Through Cheng’s system, students — and their teachers — receive a “traffic light” report for each attribute directly after the test, showing green if they’ve mastered the skill, yellow for borderline, and red if they need to spend significantly more time on that material.

“I was very glad that teachers find it useful as well, especially the feature where they are able to select questions that tap into a certain attribute at a detailed level,” Cheng said. “They can see a class profile, as well as individual student profiles, which tells them if there is something they need to focus on more with the entire group.”

Surprising findings

Throughout the project, Cheng’s team has also been conducting research on three major components of student engagement — affective engagement, or how interested students are in the material; behavioral engagement, or how much time they spend studying and completing homework; and cognitive engagement, or how well students can apply the knowledge and skills they gain to real-world problems.

The results, which were somewhat surprising to Cheng, showed that cognitive engagement was most important in predicting the differences in learning among students.

“If you’re able to have that higher-order thinking and connect the dots between things you learn in different classes and between what you learn in class and real life, that is what really matters,” she said.

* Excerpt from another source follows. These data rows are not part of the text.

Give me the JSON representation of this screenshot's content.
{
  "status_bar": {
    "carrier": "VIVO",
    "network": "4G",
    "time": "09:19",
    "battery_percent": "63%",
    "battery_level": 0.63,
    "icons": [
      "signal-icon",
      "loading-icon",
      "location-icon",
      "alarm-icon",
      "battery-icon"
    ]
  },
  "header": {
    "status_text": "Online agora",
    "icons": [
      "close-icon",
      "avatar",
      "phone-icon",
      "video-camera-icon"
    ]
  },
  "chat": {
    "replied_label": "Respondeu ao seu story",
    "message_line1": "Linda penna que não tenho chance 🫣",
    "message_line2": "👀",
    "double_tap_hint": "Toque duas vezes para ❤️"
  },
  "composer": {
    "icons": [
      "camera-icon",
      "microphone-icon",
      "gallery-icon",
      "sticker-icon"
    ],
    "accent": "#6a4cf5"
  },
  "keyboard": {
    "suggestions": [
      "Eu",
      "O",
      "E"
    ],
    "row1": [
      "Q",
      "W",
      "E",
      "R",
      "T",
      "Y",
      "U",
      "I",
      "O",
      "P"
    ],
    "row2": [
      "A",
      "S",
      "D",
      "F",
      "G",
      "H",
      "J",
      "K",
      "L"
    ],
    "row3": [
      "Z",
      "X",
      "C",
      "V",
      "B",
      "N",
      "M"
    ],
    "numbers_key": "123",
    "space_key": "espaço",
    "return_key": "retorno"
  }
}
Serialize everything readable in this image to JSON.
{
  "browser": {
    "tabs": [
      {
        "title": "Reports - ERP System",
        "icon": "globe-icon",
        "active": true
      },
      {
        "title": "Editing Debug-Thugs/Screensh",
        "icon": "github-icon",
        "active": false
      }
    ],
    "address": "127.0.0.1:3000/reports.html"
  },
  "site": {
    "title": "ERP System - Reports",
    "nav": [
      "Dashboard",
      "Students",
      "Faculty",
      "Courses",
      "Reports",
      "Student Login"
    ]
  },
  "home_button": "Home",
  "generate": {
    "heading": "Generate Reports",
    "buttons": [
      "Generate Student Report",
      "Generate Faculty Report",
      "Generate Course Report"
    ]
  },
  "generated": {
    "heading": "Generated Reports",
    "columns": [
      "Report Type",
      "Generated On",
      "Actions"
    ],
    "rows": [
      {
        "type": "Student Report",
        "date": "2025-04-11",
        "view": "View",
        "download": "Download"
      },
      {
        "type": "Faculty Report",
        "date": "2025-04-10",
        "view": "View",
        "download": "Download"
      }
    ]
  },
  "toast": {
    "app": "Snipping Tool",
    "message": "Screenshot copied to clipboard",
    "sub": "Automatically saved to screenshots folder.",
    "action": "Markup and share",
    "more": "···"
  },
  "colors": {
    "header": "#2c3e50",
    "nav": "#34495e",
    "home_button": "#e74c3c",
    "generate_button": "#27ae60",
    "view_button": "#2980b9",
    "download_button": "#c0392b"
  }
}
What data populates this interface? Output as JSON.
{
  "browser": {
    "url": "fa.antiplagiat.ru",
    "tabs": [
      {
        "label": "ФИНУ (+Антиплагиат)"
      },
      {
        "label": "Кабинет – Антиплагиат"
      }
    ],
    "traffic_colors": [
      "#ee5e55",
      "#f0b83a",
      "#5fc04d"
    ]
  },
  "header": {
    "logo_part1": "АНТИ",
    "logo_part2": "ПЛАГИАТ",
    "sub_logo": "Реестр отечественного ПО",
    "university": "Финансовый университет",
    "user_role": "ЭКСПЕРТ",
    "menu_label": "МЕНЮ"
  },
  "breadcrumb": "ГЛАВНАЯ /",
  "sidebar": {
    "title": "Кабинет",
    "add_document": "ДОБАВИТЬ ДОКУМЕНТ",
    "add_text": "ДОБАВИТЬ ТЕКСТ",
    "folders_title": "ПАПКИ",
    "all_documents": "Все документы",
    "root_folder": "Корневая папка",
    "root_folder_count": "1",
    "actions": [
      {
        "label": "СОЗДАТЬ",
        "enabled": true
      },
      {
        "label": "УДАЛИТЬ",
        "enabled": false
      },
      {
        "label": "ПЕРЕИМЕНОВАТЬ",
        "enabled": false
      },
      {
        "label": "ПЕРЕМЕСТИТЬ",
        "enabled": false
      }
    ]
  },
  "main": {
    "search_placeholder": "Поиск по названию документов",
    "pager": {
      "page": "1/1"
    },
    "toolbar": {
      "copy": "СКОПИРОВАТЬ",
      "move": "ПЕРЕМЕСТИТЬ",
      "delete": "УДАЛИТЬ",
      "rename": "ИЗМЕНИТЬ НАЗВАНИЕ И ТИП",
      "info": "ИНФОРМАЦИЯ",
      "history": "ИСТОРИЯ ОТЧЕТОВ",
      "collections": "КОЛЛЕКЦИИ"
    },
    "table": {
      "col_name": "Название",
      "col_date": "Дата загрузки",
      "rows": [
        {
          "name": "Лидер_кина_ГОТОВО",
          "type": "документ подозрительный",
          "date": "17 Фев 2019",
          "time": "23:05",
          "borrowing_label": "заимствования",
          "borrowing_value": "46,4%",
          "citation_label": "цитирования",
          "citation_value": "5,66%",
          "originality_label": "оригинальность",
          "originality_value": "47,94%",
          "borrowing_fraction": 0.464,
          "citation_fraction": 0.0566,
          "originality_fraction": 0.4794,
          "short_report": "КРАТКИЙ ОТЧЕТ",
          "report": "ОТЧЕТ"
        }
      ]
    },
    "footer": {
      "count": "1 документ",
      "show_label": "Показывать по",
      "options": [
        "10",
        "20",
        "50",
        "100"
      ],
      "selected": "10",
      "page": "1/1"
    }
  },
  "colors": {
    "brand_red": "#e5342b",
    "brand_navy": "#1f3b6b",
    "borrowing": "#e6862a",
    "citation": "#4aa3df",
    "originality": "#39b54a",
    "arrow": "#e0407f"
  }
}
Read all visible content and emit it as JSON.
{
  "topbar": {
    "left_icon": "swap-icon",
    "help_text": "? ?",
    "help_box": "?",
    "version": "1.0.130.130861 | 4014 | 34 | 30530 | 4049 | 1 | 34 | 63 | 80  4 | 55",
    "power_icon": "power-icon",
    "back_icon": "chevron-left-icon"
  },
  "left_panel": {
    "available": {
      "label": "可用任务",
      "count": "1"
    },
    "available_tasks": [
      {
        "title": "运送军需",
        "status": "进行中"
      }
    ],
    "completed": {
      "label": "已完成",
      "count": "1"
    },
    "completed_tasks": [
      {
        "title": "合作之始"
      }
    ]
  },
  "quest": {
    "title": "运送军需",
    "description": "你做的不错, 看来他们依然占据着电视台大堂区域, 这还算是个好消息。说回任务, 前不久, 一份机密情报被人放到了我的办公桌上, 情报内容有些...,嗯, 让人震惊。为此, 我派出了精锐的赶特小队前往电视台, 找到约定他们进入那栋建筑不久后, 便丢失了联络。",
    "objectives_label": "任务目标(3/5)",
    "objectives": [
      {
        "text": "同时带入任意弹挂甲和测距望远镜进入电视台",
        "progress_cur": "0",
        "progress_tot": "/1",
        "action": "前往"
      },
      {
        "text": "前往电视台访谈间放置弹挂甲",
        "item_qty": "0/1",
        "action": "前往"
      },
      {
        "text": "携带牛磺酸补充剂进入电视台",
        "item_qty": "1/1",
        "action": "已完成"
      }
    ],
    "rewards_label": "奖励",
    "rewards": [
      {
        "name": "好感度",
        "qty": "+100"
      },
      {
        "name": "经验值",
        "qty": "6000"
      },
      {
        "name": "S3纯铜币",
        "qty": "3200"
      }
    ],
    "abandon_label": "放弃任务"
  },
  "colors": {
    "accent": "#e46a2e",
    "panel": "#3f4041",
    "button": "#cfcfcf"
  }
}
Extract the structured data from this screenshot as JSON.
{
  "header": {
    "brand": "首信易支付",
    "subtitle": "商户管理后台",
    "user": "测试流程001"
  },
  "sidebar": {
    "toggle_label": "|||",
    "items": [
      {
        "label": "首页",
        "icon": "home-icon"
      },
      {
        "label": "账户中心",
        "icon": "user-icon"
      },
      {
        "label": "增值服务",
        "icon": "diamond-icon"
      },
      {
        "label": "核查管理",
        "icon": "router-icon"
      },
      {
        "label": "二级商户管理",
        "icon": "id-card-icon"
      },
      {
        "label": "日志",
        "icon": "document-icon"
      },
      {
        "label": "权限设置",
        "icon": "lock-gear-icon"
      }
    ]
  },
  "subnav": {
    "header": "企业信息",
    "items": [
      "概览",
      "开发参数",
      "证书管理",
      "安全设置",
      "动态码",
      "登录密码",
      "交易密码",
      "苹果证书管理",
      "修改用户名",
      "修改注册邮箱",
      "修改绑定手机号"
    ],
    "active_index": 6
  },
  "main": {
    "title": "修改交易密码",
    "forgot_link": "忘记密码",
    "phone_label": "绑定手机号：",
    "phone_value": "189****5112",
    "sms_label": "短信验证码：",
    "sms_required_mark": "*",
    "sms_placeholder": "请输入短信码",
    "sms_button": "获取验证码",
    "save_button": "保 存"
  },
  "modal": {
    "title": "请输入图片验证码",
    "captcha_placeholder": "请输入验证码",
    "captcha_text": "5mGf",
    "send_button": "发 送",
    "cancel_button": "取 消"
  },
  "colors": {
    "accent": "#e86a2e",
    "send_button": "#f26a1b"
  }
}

“If you’re able to have that higher-order thinking and connect the dots between things you learn in different classes and between what you learn in class and real life, that is what really matters.”

In her study, behavioral engagement was, remarkably, not a significant predictor of success, although Cheng theorizes that that may be because AP students already have a high level of behavioral engagement. Her next project focusing on non-AP students will shed more light on that finding.

Another surprising finding concerned issues of identity — whether a student identifies themselves as someone who does well at statistics and could pursue a career in the field — and how it varied between gender groups.

“It was really astonishing — the girls and boys do equally well on the assessments, get equal amounts of teacher support, and are equally engaged. But the girls are less likely to say, ‘I am going to pursue statistics as a career’ or ‘I am statistician material,’” she said. “Even among a group of students who self-selected an AP course, the difference was still there.”

Identifying interventions

Cheng With Lab MembersCheng with members of her lab

Cheng’s team is also focused on community outreach and has hosted training and workshops for more than 80 teachers so far. In their final year, they plan to scale up the adaptive testing program to make it available to the community at large.

The testing system may be a particularly important tool for under-resourced schools in lower socioeconomic areas, where Cheng said students are less likely to take the AP final exam.

The project has laid the groundwork for future research, she said, including projects that expand the testing system to other types of classes, explore issues of identity and gender, and identify interventions teachers can use to improve engagement.

“It is very exciting from a researcher’s perspective to understand what’s going on in terms of engagement,” she said. “This has identified where we should target interventions to promote learning. It could be introducing more real-life problems into classes or including more hands-on projects — that’s something we want to explore further. But this was a very important first step.”

“It is very exciting from a researcher’s perspective to understand what’s going on in terms of engagement. This has identified where we should target interventions to promote learning. It could be introducing more real-life problems into classes or including more hands-on projects. But this was a very important first step.”